In a press statement issued Wednesday, Tan said that he would “fully cooperate with all ongoing inquiries” and he
believed that he and the bank’s management would be fully vindicated.
“I condemn as malicious and actionable insinuations that the top management of the bank knew of and tolerated alleged money laundering activities in one branch,” he said, referring to the $81-million international wire transfer made to the bank’s Jupiter Street branch in Makati City on Feb. 5.
The funds were converted into pesos by the bank’s foreign exchange partner and then moved to the bank accounts of personalities linked to the local casino industry.
Sources told the Inquirer that the some of the funds were then wired back overseas, including at least one bank in Hong Kong—all in a span of a few days.
Another $870 million in wire transfers was blocked after local banking regulators were alerted by foreign banks that approximately $1 billion went missing from the accounts of the Bangladesh central bank, due to an alleged computer hacking incident.
In his statement, the RCBC chief cited his experience and track record in the local financial services industry.
“I have been in the Philippine banking industry for 18 years, rebuilding banks, instituting
reforms in Philippine and Asian banking, creating products for the unbanked and providing capital to small entrepreneurs,” he said.
Tan added: “My track record is unblemished and even counts positions of trust, such as head of the Bankers Association of the Philippines and the Asian Bankers Association.”
Jupiter Street branch
RCBC itself issued a statement saying it was investigating the large dollar deposit in question at its Jupiter branch “and the subsequent transactions thereon.”
The RCBC corporate vice chair, Cesar E.A. Virata, assured the public that “the bank is cognizant of its bank secrecy obligations and will at all times maintain confidentiality of its accounts.”

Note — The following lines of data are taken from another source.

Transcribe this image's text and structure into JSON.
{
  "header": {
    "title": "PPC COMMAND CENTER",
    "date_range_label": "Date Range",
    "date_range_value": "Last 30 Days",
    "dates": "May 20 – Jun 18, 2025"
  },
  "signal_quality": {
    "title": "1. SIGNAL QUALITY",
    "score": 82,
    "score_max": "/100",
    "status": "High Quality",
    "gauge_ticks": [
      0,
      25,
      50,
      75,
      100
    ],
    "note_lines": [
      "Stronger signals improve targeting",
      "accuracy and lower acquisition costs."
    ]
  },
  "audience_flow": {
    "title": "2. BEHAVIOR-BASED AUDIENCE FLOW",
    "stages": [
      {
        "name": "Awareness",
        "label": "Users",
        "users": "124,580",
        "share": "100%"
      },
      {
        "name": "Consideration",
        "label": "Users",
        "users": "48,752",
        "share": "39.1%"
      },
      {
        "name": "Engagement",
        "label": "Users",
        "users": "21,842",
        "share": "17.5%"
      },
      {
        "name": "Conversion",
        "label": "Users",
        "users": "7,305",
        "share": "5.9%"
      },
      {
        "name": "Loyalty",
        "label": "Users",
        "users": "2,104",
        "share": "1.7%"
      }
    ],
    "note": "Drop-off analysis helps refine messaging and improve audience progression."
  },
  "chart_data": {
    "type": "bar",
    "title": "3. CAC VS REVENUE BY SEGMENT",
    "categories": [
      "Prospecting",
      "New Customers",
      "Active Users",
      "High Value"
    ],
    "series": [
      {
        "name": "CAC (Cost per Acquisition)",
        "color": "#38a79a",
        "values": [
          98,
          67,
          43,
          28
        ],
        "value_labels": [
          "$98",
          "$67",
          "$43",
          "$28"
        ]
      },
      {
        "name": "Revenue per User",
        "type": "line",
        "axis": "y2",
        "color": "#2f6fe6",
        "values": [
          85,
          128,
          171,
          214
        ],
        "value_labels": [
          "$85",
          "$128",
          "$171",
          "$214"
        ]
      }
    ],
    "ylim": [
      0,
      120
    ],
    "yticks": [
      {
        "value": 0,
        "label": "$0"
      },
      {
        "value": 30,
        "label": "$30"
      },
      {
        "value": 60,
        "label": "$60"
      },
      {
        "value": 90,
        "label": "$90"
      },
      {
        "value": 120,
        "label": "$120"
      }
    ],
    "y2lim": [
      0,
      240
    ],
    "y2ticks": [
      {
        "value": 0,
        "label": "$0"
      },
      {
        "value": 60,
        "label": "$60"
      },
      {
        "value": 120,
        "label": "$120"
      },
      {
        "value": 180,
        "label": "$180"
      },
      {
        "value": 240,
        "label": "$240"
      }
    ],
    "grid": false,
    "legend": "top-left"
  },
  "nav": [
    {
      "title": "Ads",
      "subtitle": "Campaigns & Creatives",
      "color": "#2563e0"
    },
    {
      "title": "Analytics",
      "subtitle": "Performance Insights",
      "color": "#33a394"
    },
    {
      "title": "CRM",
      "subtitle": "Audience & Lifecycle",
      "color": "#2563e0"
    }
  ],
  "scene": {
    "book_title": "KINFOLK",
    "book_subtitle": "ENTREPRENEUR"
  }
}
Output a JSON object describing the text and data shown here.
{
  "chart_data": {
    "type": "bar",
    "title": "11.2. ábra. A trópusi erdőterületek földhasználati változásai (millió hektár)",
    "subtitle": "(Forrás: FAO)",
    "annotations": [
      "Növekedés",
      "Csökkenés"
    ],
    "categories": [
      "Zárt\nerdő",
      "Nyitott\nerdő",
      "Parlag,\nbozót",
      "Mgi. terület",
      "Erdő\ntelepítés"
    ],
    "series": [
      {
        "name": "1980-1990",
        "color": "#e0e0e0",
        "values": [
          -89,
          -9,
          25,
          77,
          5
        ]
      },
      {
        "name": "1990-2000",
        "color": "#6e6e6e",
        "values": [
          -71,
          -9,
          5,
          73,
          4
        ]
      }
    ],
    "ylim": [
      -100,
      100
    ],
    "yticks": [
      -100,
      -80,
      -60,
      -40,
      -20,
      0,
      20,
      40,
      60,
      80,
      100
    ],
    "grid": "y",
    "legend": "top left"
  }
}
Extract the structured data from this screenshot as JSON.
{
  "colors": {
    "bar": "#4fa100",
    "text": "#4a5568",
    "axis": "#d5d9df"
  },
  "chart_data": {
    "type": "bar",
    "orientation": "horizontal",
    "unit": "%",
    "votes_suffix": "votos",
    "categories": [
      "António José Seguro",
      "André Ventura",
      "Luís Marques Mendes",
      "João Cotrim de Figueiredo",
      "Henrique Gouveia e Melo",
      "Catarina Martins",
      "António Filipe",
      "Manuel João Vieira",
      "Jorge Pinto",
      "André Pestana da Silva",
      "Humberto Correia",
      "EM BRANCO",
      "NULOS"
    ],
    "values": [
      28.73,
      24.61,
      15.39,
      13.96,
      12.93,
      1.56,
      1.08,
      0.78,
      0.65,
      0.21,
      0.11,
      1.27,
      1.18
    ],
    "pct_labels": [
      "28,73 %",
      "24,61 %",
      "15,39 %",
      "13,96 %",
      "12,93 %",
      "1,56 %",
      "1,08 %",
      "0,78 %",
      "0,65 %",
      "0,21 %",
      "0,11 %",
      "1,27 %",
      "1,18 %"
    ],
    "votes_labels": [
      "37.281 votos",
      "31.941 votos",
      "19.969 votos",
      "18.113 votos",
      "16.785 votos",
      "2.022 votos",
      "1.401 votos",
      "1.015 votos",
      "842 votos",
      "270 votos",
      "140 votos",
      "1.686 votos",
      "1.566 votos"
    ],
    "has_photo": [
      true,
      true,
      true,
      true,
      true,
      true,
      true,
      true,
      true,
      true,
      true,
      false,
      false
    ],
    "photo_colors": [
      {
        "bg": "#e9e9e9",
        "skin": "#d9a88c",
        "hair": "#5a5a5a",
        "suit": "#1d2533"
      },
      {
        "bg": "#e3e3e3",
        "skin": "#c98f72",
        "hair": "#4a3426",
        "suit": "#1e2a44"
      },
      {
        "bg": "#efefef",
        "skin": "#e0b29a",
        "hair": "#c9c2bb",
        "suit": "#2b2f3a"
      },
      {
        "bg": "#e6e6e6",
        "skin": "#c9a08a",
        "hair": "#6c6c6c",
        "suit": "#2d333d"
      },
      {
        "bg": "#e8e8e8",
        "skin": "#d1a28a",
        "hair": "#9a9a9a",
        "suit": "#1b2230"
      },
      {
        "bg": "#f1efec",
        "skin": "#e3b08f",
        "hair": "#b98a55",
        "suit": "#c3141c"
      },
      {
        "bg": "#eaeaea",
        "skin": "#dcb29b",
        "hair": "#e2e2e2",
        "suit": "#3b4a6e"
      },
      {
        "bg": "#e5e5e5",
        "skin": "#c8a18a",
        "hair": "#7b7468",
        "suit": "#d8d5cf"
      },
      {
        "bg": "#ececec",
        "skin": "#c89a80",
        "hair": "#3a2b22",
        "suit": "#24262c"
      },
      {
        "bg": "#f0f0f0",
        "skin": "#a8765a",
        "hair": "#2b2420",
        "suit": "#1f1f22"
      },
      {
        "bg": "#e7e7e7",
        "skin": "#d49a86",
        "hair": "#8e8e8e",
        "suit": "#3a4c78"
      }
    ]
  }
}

“RCBC and its principal shareholders—the Yuchengco family, Cathay Life (the largest life insurance company in Taiwan) and IFC (the investment arm of the World Bank)–are fully committed to comply with all banking laws and regulations, in particular those on money laundering,” Virata said in his statement.
“The bank has timely submitted the required reports to the AMLC and will cooperate with government regulators,” he added. “The bank investigation will involve a committee appointed by the board, assisted by SGV and external counsel.”
The bank, according to Virata, will issue subsequent reports and statements as the investigation progresses.